Title:Investigation of nodal domains in the chaotic microwave ray-splitting rough billiard

Abstract: We study experimentally nodal domains of wave functions (electric field distributions) lying in the regime of Shnirelman ergodicity in the chaotic microwave half-circular ray-splitting rough billiard. For this aim the wave functions Psi_N of the billiard were measured up to the level number N=415. We show that in the regime of Shnirelman ergodicity (N>208) wave functions of the chaotic half-circular microwave ray-splitting rough billiard are extended over the whole energy surface and the amplitude distributions are Gaussian. For such ergodic wave functions the dependence of the number of nodal domains aleph_N on the level number N was found.
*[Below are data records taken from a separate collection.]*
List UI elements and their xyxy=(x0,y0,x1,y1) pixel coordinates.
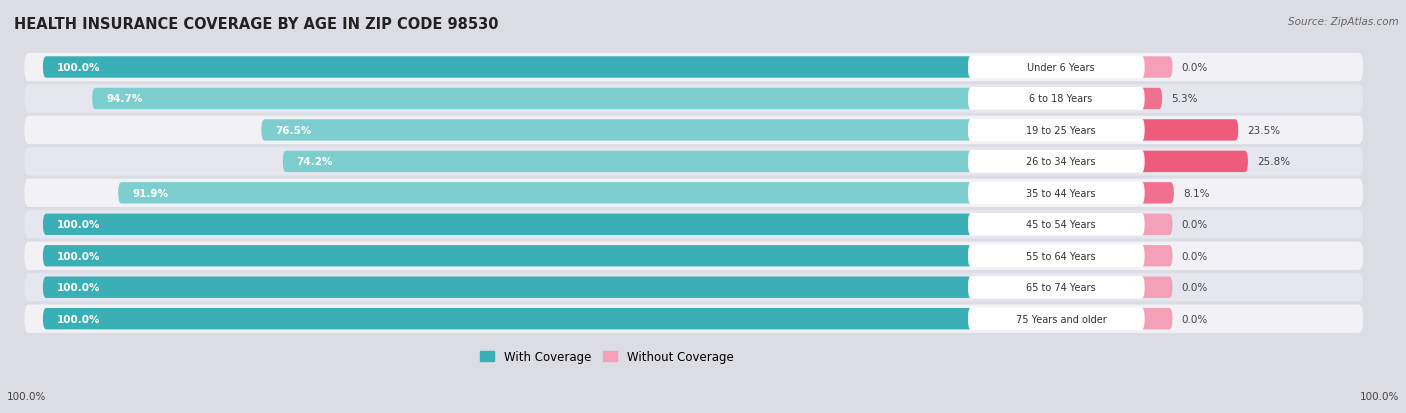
Text: 35 to 44 Years: 35 to 44 Years xyxy=(1026,188,1095,198)
FancyBboxPatch shape xyxy=(24,273,1362,301)
FancyBboxPatch shape xyxy=(24,148,1362,176)
FancyBboxPatch shape xyxy=(967,214,1144,236)
FancyBboxPatch shape xyxy=(967,245,1144,268)
FancyBboxPatch shape xyxy=(1140,120,1239,141)
FancyBboxPatch shape xyxy=(24,179,1362,207)
FancyBboxPatch shape xyxy=(24,211,1362,239)
Text: 76.5%: 76.5% xyxy=(276,126,312,135)
FancyBboxPatch shape xyxy=(24,305,1362,333)
Text: 6 to 18 Years: 6 to 18 Years xyxy=(1029,94,1092,104)
FancyBboxPatch shape xyxy=(44,245,973,267)
FancyBboxPatch shape xyxy=(1140,183,1174,204)
FancyBboxPatch shape xyxy=(1140,88,1163,110)
FancyBboxPatch shape xyxy=(1140,151,1249,173)
FancyBboxPatch shape xyxy=(262,120,973,141)
FancyBboxPatch shape xyxy=(967,57,1144,79)
FancyBboxPatch shape xyxy=(1140,277,1173,298)
FancyBboxPatch shape xyxy=(24,85,1362,113)
Text: 55 to 64 Years: 55 to 64 Years xyxy=(1026,251,1095,261)
FancyBboxPatch shape xyxy=(967,308,1144,330)
Text: 0.0%: 0.0% xyxy=(1182,251,1208,261)
Text: 100.0%: 100.0% xyxy=(56,220,100,230)
FancyBboxPatch shape xyxy=(118,183,973,204)
FancyBboxPatch shape xyxy=(1140,308,1173,330)
Text: 91.9%: 91.9% xyxy=(132,188,169,198)
FancyBboxPatch shape xyxy=(24,116,1362,145)
Text: 100.0%: 100.0% xyxy=(1360,391,1399,401)
FancyBboxPatch shape xyxy=(1140,57,1173,78)
Text: 23.5%: 23.5% xyxy=(1247,126,1281,135)
Text: 100.0%: 100.0% xyxy=(56,251,100,261)
FancyBboxPatch shape xyxy=(44,308,973,330)
FancyBboxPatch shape xyxy=(44,57,973,78)
FancyBboxPatch shape xyxy=(967,119,1144,142)
FancyBboxPatch shape xyxy=(1140,214,1173,235)
Text: 74.2%: 74.2% xyxy=(297,157,333,167)
Text: 0.0%: 0.0% xyxy=(1182,220,1208,230)
FancyBboxPatch shape xyxy=(967,88,1144,111)
FancyBboxPatch shape xyxy=(967,151,1144,173)
FancyBboxPatch shape xyxy=(44,277,973,298)
Text: 0.0%: 0.0% xyxy=(1182,282,1208,292)
Text: 100.0%: 100.0% xyxy=(7,391,46,401)
Text: 100.0%: 100.0% xyxy=(56,282,100,292)
FancyBboxPatch shape xyxy=(1140,245,1173,267)
Text: Source: ZipAtlas.com: Source: ZipAtlas.com xyxy=(1288,17,1399,26)
Text: 5.3%: 5.3% xyxy=(1171,94,1198,104)
Text: Under 6 Years: Under 6 Years xyxy=(1028,63,1095,73)
FancyBboxPatch shape xyxy=(967,182,1144,205)
Text: 100.0%: 100.0% xyxy=(56,314,100,324)
Text: 94.7%: 94.7% xyxy=(105,94,142,104)
Text: 0.0%: 0.0% xyxy=(1182,63,1208,73)
FancyBboxPatch shape xyxy=(24,54,1362,82)
FancyBboxPatch shape xyxy=(93,88,973,110)
FancyBboxPatch shape xyxy=(44,214,973,235)
Legend: With Coverage, Without Coverage: With Coverage, Without Coverage xyxy=(475,346,738,368)
Text: 65 to 74 Years: 65 to 74 Years xyxy=(1026,282,1095,292)
Text: 19 to 25 Years: 19 to 25 Years xyxy=(1026,126,1095,135)
Text: 45 to 54 Years: 45 to 54 Years xyxy=(1026,220,1095,230)
FancyBboxPatch shape xyxy=(24,242,1362,270)
Text: 0.0%: 0.0% xyxy=(1182,314,1208,324)
FancyBboxPatch shape xyxy=(967,276,1144,299)
Text: 8.1%: 8.1% xyxy=(1184,188,1209,198)
Text: 100.0%: 100.0% xyxy=(56,63,100,73)
Text: 25.8%: 25.8% xyxy=(1257,157,1291,167)
Text: HEALTH INSURANCE COVERAGE BY AGE IN ZIP CODE 98530: HEALTH INSURANCE COVERAGE BY AGE IN ZIP … xyxy=(14,17,499,31)
FancyBboxPatch shape xyxy=(283,151,973,173)
Text: 26 to 34 Years: 26 to 34 Years xyxy=(1026,157,1095,167)
Text: 75 Years and older: 75 Years and older xyxy=(1015,314,1107,324)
We show that in the limit N->infty the least squares fit of the experimental data yields aleph_N/N = 0.063 +- 0.023 that is close to the theoretical prediction aleph_N/N = 0.062. We demonstrate that for higher level numbers N = 215-415 the variance of the mean number of nodal domains sigma^2_N/ N is scattered around the theoretical limit sigma^2_N /N = 0.05. We also found that the distribution of the areas s of nodal domains has power behavior n_s ~ s^{-tau}, where the scaling exponent is equal to tau = 2.14 +- 0.12. This result is in a good agreement with the prediction of percolation theory.